The Commission would not be issuing orders requiring Fair Vote to conduct the protected action ballot in a time frame that Fair Vote had advised it could not achieve. Fair Vote reviewed the draft orders prior to filing and approved the timeframe and ballot process.
The Commission has been furnished with the identity and particulars of all bargaining representatives in the application. Significant lead time is not required before the s.448A conference to ensure that the Commission meets its obligation under s.48A(1) to order attendance of all bargaining representatives and they have a reasonable opportunity to comply.
Deputy President O'Neill has already dismissed the employer’s application for approval of one proposed replacement enterprise agreement on the grounds that the employer did not take all reasonable steps to explain the terms of agreement, and their effect, to its employees[2]. The bargaining parties attending a s 448A conference will be very familiar with the issues requiring dispute resolution or refinement. On 30 May 2025, the employer emailed correspondence to the other bargaining representatives informing them that, inter alia, it intends to move to a vote of the employees to approve the currently proposed agreement quickly.
Grill’d provided submissions contending that the Commission should exercise its discretion to specify a date for the protected action ballot to close that is no less than 10 working days from the date the protected action ballot order is made. It did so based upon the following propositions:
The short time frame proposed by the UWU will have flow on effects for the timeframes in which the parties are required to comply with the draft orders. Notably, under draft order 6, Grill’d would be required to provide to the Agent by 4.00 pm on the second working day after the order is issued, a list of its employees (as at the date of the order) being a list that includes all of the employees who would be covered by the proposed agreement in the prescribed format.
UWU “may have a small number of members eligible to vote in the ballot”; however, Grill’d on the other hand has a workforce in excess of 4,000 employees nationally.
Section 443(3A) of the Act requires that when the Commission makes a protected action ballot order, it must specify a date that allows the ballot to be conducted as “expeditiously as possible”. This section does not require the Commission to ensure that the ballot closes as quickly as possible or on the date sought by the applicant for the ballot. Nor is the Commission required to specify the shortest possible date simply because this can be achieved by the “UWU’s chosen ballot agent.”

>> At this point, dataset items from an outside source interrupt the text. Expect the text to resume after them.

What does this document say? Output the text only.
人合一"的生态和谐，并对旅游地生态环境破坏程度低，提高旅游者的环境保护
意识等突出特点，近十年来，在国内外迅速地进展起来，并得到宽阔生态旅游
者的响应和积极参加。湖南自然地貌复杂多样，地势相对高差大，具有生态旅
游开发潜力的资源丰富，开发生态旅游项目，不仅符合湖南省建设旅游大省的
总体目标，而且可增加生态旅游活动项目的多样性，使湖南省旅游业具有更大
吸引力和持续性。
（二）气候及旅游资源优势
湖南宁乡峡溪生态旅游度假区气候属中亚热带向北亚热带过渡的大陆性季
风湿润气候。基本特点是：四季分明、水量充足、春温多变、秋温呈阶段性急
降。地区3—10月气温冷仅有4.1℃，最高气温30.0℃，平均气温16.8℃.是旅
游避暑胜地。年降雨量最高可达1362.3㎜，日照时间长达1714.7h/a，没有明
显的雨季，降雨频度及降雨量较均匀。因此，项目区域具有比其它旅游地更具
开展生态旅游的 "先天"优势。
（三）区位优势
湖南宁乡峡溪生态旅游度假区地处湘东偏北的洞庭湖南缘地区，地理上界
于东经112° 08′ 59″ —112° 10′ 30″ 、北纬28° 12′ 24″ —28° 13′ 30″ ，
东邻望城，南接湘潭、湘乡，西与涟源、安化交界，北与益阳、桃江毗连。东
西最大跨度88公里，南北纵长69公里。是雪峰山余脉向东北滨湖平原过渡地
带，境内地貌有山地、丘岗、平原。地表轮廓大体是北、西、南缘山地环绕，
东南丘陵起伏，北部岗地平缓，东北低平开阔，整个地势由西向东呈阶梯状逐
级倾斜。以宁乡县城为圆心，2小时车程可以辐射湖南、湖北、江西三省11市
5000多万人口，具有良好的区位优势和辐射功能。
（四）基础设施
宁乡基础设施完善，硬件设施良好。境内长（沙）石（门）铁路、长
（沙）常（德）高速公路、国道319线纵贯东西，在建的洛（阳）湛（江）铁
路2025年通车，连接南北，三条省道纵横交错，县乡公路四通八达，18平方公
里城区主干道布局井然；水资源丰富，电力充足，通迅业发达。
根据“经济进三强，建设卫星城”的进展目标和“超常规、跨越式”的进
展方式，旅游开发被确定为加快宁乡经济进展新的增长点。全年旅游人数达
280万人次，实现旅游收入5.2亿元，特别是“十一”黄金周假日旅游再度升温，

Without overlooking the broader statutory context, in terms of the ballot period s.443 of the Act relevantly provides:
“443 When the FWC must make a protected action ballot order
… …
(3) A protected action ballot order must specify the following:
… …
(c) the date by which voting in the protected action ballot closes;
… …
(3A) For the purposes of paragraph (3)(c), the FWC must specify a date that will enable the protected action ballot to be conducted as expeditiously as practicable.
… …”
A Full Bench of the Commission in CEPU v Nilsen (NSW) Pty Ltd[3] (CEPU v Nilsen), considered the approach to be adopted by the Commission in establishing the ballot period. Amongst other matters, the Full Bench confirmed:
The Commission must determine the ballot period in each case as a matter of discretion and is not bound to grant the date proposed in the application and draft order, or that proposed by the employer.[4]

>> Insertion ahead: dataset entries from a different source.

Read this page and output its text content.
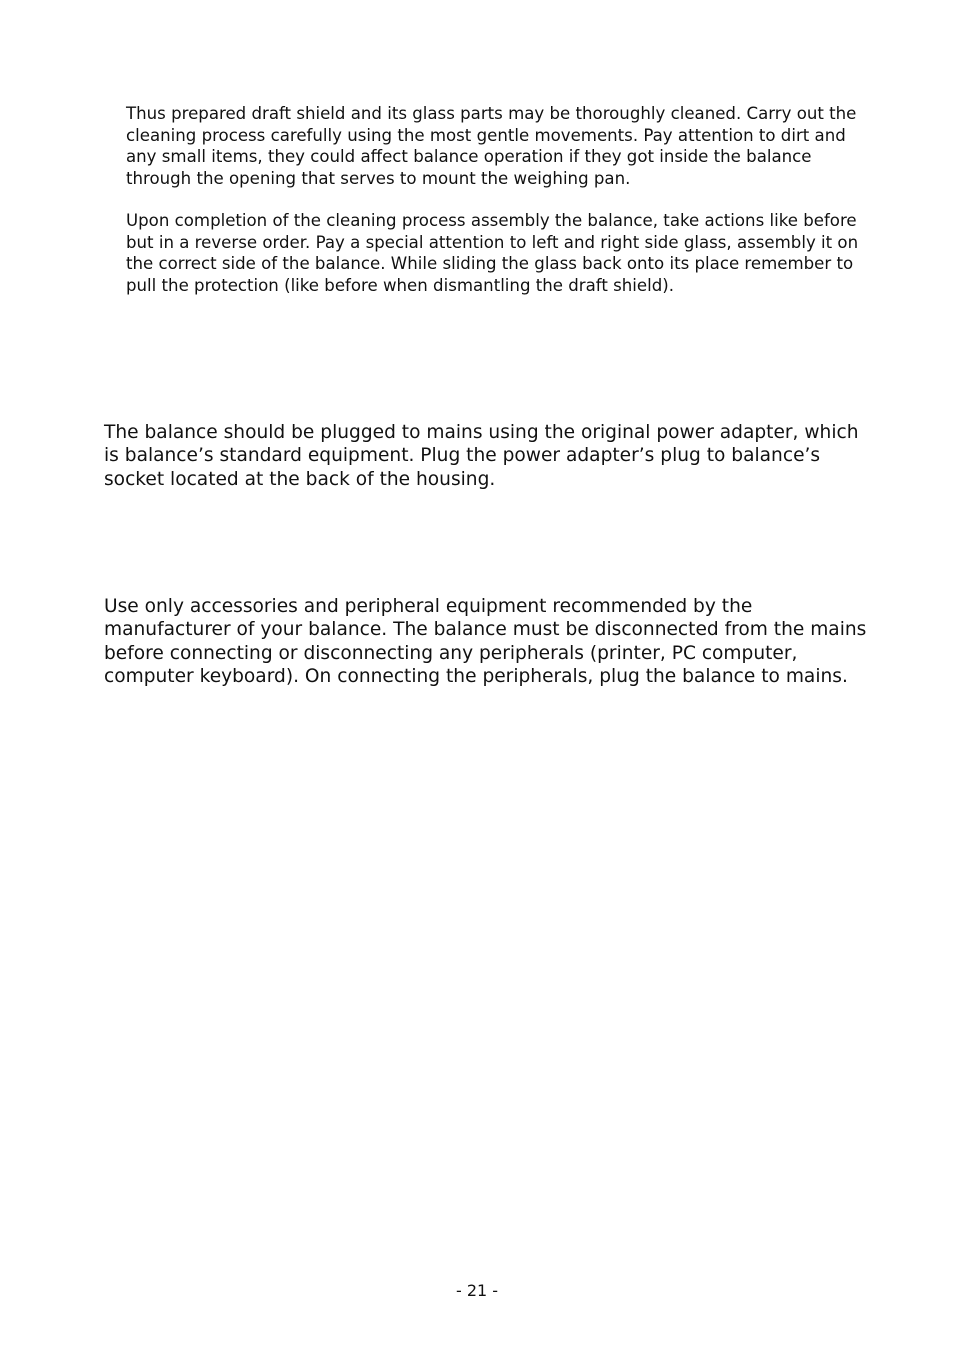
Thus prepared draft shield and its glass parts may be thoroughly cleaned. Carry out the cleaning process carefully using the most gentle movements. Pay attention to dirt and any small items, they could affect balance operation if they got inside the balance through the opening that serves to mount the weighing pan.

Upon completion of the cleaning process assembly the balance, take actions like before but in a reverse order. Pay a special attention to left and right side glass, assembly it on the correct side of the balance. While sliding the glass back onto its place remember to pull the protection (like before when dismantling the draft shield).

The balance should be plugged to mains using the original power adapter, which is balance’s standard equipment. Plug the power adapter’s plug to balance’s socket located at the back of the housing.

Use only accessories and peripheral equipment recommended by the manufacturer of your balance. The balance must be disconnected from the mains before connecting or disconnecting any peripherals (printer, PC computer, computer keyboard). On connecting the peripherals, plug the balance to mains.

- 21 -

Section 443(3A) of the Act requires the Commission to establish a ballot period that enables the ballot to be conducted as expeditiously as practicable. This focuses attention on the process of conducting the ballot. “Expeditiously” connotes quickly and efficiently and the notion of “practicable” means that something can be done or put into practice successfully. This provision does not require the Commission to ensure that the ballot closes as quickly as possible. [5]
There are a range of case specific considerations, including matters such as the capacity for the ballot to be properly conducted and the views and circumstances of the parties, including the size and nature of the workforce and the ballot process itself, that are or may be relevant to the exercise of the discretion to set the ballot period. Within the framework of enabling the ballot to be conducted as expeditiously as practicable, the implications of the requirement to order attendance at, and to conduct, the s.448A compulsory conciliation conference during the ballot period is also a relevant statutory context and consideration in setting that period. This is reinforced by the potential consequences of non-attendance by a bargaining representative at such a conference, the legislative purpose of s.448A within the scheme of the Act, and the practical consequences of arranging and conducting the conference at which all bargaining representatives can attend and fully participate and where the Commission can deploy the range of dispute resolution techniques contemplated by the Act.[6]

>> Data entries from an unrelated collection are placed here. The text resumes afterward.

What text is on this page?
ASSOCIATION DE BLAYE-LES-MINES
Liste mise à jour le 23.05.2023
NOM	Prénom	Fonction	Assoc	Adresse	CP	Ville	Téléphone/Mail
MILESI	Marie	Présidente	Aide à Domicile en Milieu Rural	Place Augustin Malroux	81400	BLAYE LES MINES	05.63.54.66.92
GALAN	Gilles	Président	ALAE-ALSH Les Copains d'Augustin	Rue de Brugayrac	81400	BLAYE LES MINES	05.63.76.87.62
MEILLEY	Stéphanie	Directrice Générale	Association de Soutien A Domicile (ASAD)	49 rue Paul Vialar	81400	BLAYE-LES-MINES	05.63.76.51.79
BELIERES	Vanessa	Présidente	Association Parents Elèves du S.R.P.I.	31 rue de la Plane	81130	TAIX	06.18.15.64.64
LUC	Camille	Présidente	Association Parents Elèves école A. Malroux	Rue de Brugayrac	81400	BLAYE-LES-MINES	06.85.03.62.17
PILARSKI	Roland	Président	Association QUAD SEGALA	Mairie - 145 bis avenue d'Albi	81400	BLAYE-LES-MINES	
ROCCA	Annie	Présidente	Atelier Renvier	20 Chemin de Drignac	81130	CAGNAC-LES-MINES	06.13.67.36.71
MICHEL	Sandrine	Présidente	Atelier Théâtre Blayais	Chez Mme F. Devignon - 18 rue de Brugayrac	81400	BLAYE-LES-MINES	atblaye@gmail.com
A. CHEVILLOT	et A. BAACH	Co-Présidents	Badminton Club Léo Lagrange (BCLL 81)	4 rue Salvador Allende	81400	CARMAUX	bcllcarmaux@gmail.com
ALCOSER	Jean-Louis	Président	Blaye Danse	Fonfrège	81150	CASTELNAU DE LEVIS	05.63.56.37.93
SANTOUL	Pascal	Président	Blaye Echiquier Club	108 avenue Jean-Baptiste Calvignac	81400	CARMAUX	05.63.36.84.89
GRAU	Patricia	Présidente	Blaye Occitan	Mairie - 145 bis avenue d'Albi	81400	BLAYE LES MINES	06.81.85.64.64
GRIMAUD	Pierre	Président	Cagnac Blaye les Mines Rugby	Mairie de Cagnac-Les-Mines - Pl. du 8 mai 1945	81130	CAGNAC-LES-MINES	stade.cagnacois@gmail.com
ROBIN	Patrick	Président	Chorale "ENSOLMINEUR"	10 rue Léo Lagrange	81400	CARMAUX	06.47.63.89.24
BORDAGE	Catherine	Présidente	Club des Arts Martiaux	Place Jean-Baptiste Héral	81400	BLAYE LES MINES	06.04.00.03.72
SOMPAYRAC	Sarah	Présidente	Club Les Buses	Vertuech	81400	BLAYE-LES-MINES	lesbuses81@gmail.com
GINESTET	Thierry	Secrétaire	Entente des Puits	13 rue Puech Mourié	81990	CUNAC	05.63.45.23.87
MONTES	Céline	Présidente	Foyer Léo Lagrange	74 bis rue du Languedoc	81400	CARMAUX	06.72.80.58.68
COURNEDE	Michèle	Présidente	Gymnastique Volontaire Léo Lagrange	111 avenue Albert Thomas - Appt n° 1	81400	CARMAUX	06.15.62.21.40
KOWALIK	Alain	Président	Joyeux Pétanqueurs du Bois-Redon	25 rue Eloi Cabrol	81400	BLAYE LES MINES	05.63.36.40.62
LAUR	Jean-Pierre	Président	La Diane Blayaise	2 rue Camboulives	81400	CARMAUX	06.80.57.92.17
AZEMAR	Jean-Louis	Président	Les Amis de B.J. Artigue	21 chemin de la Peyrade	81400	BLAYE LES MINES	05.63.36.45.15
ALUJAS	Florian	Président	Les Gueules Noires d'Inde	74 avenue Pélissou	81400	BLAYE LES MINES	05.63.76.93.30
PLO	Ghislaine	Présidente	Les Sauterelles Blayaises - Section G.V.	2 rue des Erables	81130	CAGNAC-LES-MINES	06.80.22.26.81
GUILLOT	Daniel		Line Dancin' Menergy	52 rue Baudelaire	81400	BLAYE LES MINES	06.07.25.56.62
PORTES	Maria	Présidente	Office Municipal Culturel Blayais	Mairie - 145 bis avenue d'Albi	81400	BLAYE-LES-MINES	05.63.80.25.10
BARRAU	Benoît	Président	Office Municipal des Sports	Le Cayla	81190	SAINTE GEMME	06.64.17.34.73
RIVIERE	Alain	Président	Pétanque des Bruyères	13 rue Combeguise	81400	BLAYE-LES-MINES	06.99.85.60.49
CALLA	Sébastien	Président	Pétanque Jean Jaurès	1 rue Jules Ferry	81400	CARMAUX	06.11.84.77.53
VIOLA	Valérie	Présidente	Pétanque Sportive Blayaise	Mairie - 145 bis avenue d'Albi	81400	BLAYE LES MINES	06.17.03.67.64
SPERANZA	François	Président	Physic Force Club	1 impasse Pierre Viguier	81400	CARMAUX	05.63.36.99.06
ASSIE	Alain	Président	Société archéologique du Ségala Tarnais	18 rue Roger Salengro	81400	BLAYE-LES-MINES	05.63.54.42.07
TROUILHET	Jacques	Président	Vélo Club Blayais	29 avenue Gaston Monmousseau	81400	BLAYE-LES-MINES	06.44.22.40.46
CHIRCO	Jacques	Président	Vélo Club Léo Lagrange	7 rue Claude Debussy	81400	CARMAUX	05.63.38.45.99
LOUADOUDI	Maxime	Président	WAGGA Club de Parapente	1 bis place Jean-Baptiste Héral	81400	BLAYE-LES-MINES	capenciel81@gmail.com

In approaching this matter, I have dealt with the various competing submissions on face value. I accept that the Agent could conduct the ballot within the period proposed. This is relevant, but does not itself dictate the period. There is no detail as to whether Grill’d has taken steps to commence the access period for a vote on its proposed agreement. It did not contradict the contention that it intends to do so quickly, and I allow for that prospect noting that in the absence of any statutory reason or contrary order it is entitled to do so. In any event, the Commission is obliged to specify the ballot period to enable the ballot to be conducted as expeditiously as practicable.
The Employer needs a reasonable time to provide details of the relevant employees to the Agent. It must do so in a format that is required by the Order. Whilst this aspect may require some adaptation[7] of materials available in its records, I observe that if Grill’d is preparing to “quickly” have a vote conducted on its proposed agreement, the basic list of relevant employees and the necessary contact information must be available. A period of 2 working days following the making of the Order would appear to be reasonable to provide that information to the Agent in this case, noting that this Decision and Order is being issued early in the day, thereby giving Grill’d just short of 3 working days in practical terms.
For reasons outlined above, in exercising the discretion in s.443(3A), the Commission may also have regard to the requirements in relation to conducting the compulsory post ballot order conciliation conferences pursuant to s.448A of the Act. This includes the obligation to provide sufficient notice of the conference to those who are directed to attend, some lead time for preparation and compliance with any pre-conference directions, and the capacity for the Commission to conduct such a conference in a meaningful manner as contemplated by the scheme of the Act. There are certain factors evident in this case that would inform the time necessary for the notice and preparation requirements involved.
I have had regard to all of these matters and the submissions of the parties more generally. I have determined that for the purposes of s.443(3)(c) of the Act, the date by which voting is to close in this particular matter is 12 June 2025. This also establishes the ballot period for the purpose of s.448A(2) of the Act.
An Order has been separately issued in PR787865.
This matter will be assigned to another Member of the Commission to conduct the s.448A compulsory conciliation conference. That Member will issue an Order requiring the attendance of all bargaining representatives in the proposed enterprise agreement at the conference. It is likely that Directions will also be issued to ensure that the parties attend the conference ready to conduct meaningful negotiations.
DEPUTY PRESIDENT
[1] Section 441(1) of the Act.
[2] Application for approval of the Grill'd Enterprise Agreement 2024 [2025] FWC 1275 and Application for approval of the Grill'd Enterprise Agreement 2024 [2025] FWC 1097.
[3] [2023] FWCFB 134.
[4] CEPU v Nilsen at [53], [58] and [79].
[5] Ibid at [58].
[6] Ibid at [66] to [79].
[7] Including the reference date for the employee list.